Consider the problem:

$$\begin{array}{r}\begin{array}{ll}\text{minimize}& e^{T}z\\ \text{subject to}& A+\mathbf{Diag}(z)=X,\\ & X⪰0.\end{array}\end{array}$$

with the variables $X\in {\mathcal{S}}_{+}^n$ and $z\in {\mathbb{R}}^n$. This is a problem in primal form with $n(n+1)/2$ equality constraints, but they are more naturally interpreted as a linear matrix inequality

$$A+\sum _i{e}_i{e}_i^T{z}_i⪰0.$$

The dual problem is

$$\begin{array}{r}\begin{array}{ll}\text{maximize}& -⟨A,Z⟩\\ \text{subject to}& \mathbf{diag}(Z)=e,\\ & Z⪰0,\end{array}\end{array}$$

in the variable $Z\in {\mathcal{S}}_{+}^n$. The dual problem has only $n$ equality constraints, which is a vast improvement over the $n(n+1)/2$ constraints in the primal problem. See also Sec. 7.5 (Semidefinite variables).
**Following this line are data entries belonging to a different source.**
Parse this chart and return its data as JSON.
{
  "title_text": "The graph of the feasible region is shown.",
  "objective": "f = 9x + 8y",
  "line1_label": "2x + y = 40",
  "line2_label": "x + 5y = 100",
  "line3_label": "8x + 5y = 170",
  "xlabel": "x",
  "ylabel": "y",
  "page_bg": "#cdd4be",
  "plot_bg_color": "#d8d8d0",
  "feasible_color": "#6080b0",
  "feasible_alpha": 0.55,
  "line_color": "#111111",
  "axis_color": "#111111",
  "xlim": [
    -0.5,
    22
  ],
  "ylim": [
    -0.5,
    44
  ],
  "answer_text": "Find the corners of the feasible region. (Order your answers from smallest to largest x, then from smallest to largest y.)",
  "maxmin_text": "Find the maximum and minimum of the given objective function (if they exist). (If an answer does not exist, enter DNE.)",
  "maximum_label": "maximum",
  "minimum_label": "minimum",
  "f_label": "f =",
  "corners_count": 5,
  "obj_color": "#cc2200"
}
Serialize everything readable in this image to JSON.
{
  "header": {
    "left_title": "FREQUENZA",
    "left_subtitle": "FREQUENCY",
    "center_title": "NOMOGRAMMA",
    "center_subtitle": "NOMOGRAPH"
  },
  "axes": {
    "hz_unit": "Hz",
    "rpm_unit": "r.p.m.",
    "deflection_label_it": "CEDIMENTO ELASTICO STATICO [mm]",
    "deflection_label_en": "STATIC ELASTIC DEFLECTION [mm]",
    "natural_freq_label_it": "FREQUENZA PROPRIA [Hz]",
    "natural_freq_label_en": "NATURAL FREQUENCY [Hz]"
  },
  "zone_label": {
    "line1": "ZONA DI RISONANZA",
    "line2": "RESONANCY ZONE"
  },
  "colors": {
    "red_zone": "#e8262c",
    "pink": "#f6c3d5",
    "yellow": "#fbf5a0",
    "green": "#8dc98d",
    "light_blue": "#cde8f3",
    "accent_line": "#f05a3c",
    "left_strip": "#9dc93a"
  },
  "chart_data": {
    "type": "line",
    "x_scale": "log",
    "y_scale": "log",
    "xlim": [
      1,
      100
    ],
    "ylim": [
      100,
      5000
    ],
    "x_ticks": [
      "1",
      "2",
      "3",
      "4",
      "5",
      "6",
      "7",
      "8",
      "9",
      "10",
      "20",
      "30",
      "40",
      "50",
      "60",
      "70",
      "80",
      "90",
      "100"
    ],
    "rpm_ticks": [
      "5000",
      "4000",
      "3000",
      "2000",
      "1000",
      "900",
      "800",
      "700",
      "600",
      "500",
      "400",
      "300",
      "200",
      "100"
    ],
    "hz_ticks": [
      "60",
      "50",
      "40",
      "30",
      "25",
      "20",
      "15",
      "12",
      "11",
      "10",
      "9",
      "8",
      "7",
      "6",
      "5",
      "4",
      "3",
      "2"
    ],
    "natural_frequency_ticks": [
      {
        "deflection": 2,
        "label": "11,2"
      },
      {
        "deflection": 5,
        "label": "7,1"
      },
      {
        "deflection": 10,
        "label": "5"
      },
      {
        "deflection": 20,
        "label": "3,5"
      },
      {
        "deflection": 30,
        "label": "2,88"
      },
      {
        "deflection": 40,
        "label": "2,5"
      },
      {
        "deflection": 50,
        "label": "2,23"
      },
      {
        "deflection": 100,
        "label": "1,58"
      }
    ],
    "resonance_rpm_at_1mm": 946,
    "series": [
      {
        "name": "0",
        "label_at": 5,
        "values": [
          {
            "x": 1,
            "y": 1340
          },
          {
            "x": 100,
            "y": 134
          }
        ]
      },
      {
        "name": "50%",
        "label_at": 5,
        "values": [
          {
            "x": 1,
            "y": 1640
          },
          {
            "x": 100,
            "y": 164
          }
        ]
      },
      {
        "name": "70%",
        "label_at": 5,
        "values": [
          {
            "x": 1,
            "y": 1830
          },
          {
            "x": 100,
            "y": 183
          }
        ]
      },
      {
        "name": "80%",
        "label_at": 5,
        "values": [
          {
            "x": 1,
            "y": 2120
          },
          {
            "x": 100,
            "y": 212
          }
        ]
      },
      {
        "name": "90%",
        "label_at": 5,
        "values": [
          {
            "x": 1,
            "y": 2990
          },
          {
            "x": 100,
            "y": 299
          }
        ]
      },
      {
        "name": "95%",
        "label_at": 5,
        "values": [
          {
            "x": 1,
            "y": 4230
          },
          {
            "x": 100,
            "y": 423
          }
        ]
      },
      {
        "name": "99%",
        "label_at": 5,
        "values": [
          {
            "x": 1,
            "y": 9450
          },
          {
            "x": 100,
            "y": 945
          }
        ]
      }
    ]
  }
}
Example 8.8 Sum of singular values revisited

In Sec. 6.2.4 (Singular value optimization), and specifically in (6.18), we expressed the problem of minimizing the sum of singular values of a nonsymmetric matrix $X$. Problem (6.18) can be written as an LMI:

$$\begin{array}{r}\begin{array}{ll}\text{maximize}& \sum _{i,j}{X}_{ij}{z}_{ij}\\ \text{subject to}& I-\sum _{i,j}{z}_{ij}\left[\begin{array}{cc}0& e_j{e}_i^T\\ e_i{e}_j^T& 0\end{array}\right]⪰0.\end{array}\end{array}$$

Treating this as the dual and going back to the primal form we get:

$$\begin{array}{r}\begin{array}{ll}\text{minimize}& \mathrm{Tr}(U)+\mathrm{Tr}(V)\\ \text{subject to}& S=-\frac{1}{2}X,\\ & \left[\begin{array}{cc}U& S^T\\ S& V\end{array}\right]⪰0,\end{array}\end{array}$$

which is equivalent to the claimed (6.19). The dual formulation has the advantage of being linear in $X$.